Headwind for India’s pharma exports to US

There are between 650 and 670 United States Food and Drug Administration-approved manufacturing plants in India — the highest number outside the United States. Increased tariffs could significantly affect Indian generic drug manufacturers, who typically operate on very thin profit margins. If they're unable to pass these additional costs on to consumers, they may be forced to withdraw from the US market.

15 Apr 2025 | By WhatPackaging? Team

Tariffs will affect Indian exports

Donald Trump, president of the United States, has levied tariffs on several countries; reciprocal tariffs on India amounted to 26%, where pharma exports were exempted. India is one of the largest exporters of generics to the US.

Currently, the tariffs have been put on hold for 90 days, excluding China.

Recently, President Trump, during a fundraising gala for the House Republicans, announced that pharma imports would see major tariffs. He didn’t disclose any details. According to President Trump, tariffs on imports will bring manufacturing back to the US as they are the big market.

The US is one of the biggest importers of generics, of which 50% is supplied by Indian pharmaceutical manufacturers. On 2 April, the White House release mentioned pharma as a focus sector. Imposing tariffs on pharmaceuticals could cause a shortage of drugs in the US.

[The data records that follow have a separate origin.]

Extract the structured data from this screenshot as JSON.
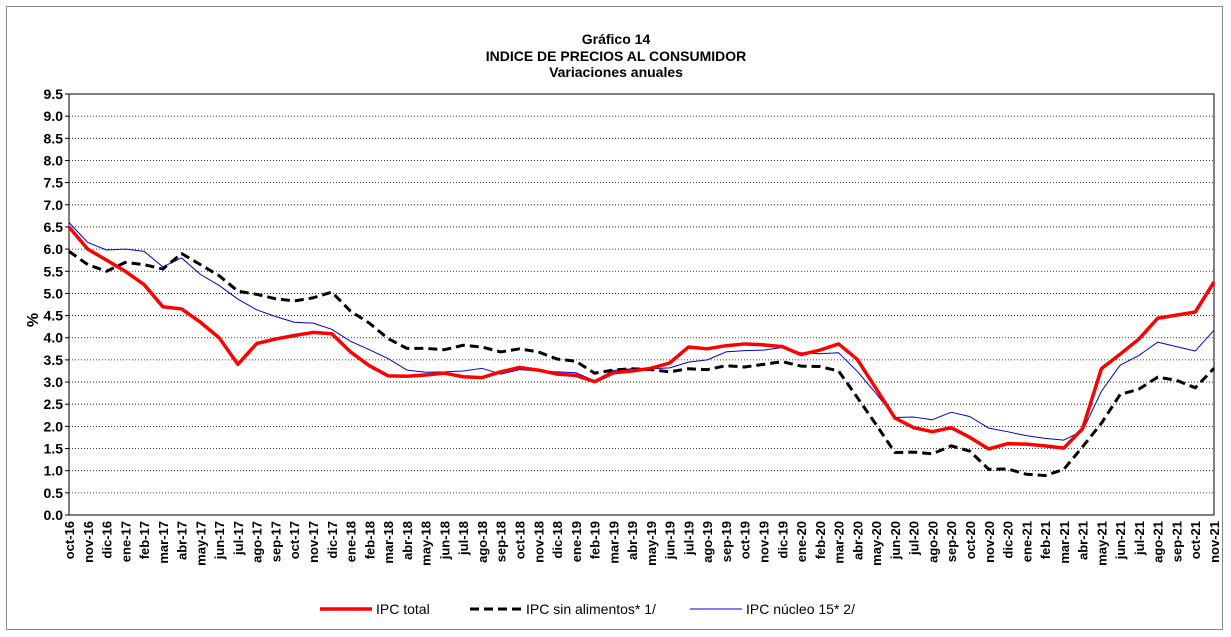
{
  "chart_data": {
    "type": "line",
    "title": "Gráfico 14",
    "subtitle": "INDICE DE PRECIOS AL CONSUMIDOR",
    "subtitle2": "Variaciones anuales",
    "y_label": "%",
    "categories": [
      "oct-16",
      "nov-16",
      "dic-16",
      "ene-17",
      "feb-17",
      "mar-17",
      "abr-17",
      "may-17",
      "jun-17",
      "jul-17",
      "ago-17",
      "sep-17",
      "oct-17",
      "nov-17",
      "dic-17",
      "ene-18",
      "feb-18",
      "mar-18",
      "abr-18",
      "may-18",
      "jun-18",
      "jul-18",
      "ago-18",
      "sep-18",
      "oct-18",
      "nov-18",
      "dic-18",
      "ene-19",
      "feb-19",
      "mar-19",
      "abr-19",
      "may-19",
      "jun-19",
      "jul-19",
      "ago-19",
      "sep-19",
      "oct-19",
      "nov-19",
      "dic-19",
      "ene-20",
      "feb-20",
      "mar-20",
      "abr-20",
      "may-20",
      "jun-20",
      "jul-20",
      "ago-20",
      "sep-20",
      "oct-20",
      "nov-20",
      "dic-20",
      "ene-21",
      "feb-21",
      "mar-21",
      "abr-21",
      "may-21",
      "jun-21",
      "jul-21",
      "ago-21",
      "sep-21",
      "oct-21",
      "nov-21"
    ],
    "series": [
      {
        "name": "IPC total",
        "color": "#ff0000",
        "style": "solid",
        "values": [
          6.5,
          6.0,
          5.75,
          5.5,
          5.2,
          4.7,
          4.65,
          4.35,
          4.0,
          3.4,
          3.87,
          3.97,
          4.05,
          4.12,
          4.09,
          3.68,
          3.37,
          3.14,
          3.13,
          3.16,
          3.2,
          3.12,
          3.1,
          3.23,
          3.33,
          3.27,
          3.18,
          3.15,
          3.01,
          3.21,
          3.25,
          3.31,
          3.43,
          3.79,
          3.75,
          3.82,
          3.86,
          3.84,
          3.8,
          3.62,
          3.72,
          3.86,
          3.51,
          2.85,
          2.19,
          1.97,
          1.88,
          1.97,
          1.75,
          1.49,
          1.61,
          1.6,
          1.56,
          1.51,
          1.95,
          3.3,
          3.63,
          3.97,
          4.44,
          4.51,
          4.58,
          5.26
        ]
      },
      {
        "name": "IPC sin alimentos* 1/",
        "color": "#000000",
        "style": "dashed",
        "values": [
          5.95,
          5.65,
          5.5,
          5.7,
          5.65,
          5.55,
          5.9,
          5.65,
          5.4,
          5.05,
          4.98,
          4.88,
          4.83,
          4.9,
          5.03,
          4.6,
          4.33,
          3.98,
          3.76,
          3.76,
          3.73,
          3.83,
          3.79,
          3.68,
          3.75,
          3.68,
          3.52,
          3.47,
          3.2,
          3.27,
          3.3,
          3.28,
          3.23,
          3.3,
          3.28,
          3.37,
          3.34,
          3.4,
          3.46,
          3.36,
          3.35,
          3.25,
          2.65,
          2.04,
          1.41,
          1.42,
          1.38,
          1.56,
          1.44,
          1.03,
          1.04,
          0.92,
          0.89,
          1.03,
          1.54,
          2.07,
          2.72,
          2.84,
          3.11,
          3.04,
          2.87,
          3.31
        ]
      },
      {
        "name": "IPC núcleo 15* 2/",
        "color": "#0000cc",
        "style": "thin",
        "values": [
          6.6,
          6.15,
          5.98,
          6.0,
          5.95,
          5.6,
          5.8,
          5.43,
          5.18,
          4.87,
          4.63,
          4.48,
          4.35,
          4.33,
          4.19,
          3.92,
          3.73,
          3.53,
          3.27,
          3.22,
          3.23,
          3.25,
          3.31,
          3.18,
          3.28,
          3.25,
          3.23,
          3.21,
          3.03,
          3.26,
          3.3,
          3.3,
          3.32,
          3.45,
          3.5,
          3.68,
          3.71,
          3.72,
          3.78,
          3.66,
          3.64,
          3.66,
          3.24,
          2.74,
          2.2,
          2.21,
          2.15,
          2.32,
          2.22,
          1.96,
          1.88,
          1.79,
          1.73,
          1.69,
          1.9,
          2.79,
          3.38,
          3.6,
          3.9,
          3.8,
          3.7,
          4.17
        ]
      }
    ],
    "ylim": [
      0,
      9.5
    ],
    "yticks": [
      {
        "value": 0,
        "label": "0.0"
      },
      0.5,
      {
        "value": 1,
        "label": "1.0"
      },
      1.5,
      {
        "value": 2,
        "label": "2.0"
      },
      2.5,
      {
        "value": 3,
        "label": "3.0"
      },
      3.5,
      {
        "value": 4,
        "label": "4.0"
      },
      4.5,
      {
        "value": 5,
        "label": "5.0"
      },
      5.5,
      {
        "value": 6,
        "label": "6.0"
      },
      6.5,
      {
        "value": 7,
        "label": "7.0"
      },
      7.5,
      {
        "value": 8,
        "label": "8.0"
      },
      8.5,
      {
        "value": 9,
        "label": "9.0"
      },
      9.5
    ],
    "grid": true,
    "legend": "bottom"
  }
}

Since there is a lot of uncertainty until Trump makes the announcement, the Indian pharma industry - and their print and packaging partners - should prepare for all possible outcomes. Fixed-rate tariffs for all countries could provide an edge to India’s pharma sector due to cost advantages.

Nearly 50% of generic medicines in the US originate from India. As reported by WhatPackaging? magazine last week, generic drugs make up nine out of 10 prescriptions in the US. This accrues in savings in healthcare costs. According to IQVIA, the consulting firm, the savings from Indian generics are USD 219 billion in 2022.

President Trump intends to kick-start manufacturing in the US with the hopes of building domestic manufacturing capacity and global drug manufacturers setting up facilities in the US. It may not be feasible for manufacturers to set up a base in the US because of higher production costs for generic manufacturers.

For innovators to set up facilities in the US, regulatory approvals could take up to three to four years. In the next 10 years, 70% of patented drugs will lose protection, defeating the purpose of shifting production to the US, as it would not be economically viable for these products, as prices may drop and generics and biosimilars would flood the market.

Since 2 April, Biocon shares are down by 10%, Aurobindo shares are down by 8.6%, and Dr Reddy’s by 4.9%. Sun Pharma, the largest Indian exporter to the US, shares are down by 3.6%. The 90-day pause may provide a breather to Indian drug manufacturers, but uncertainty looms ahead.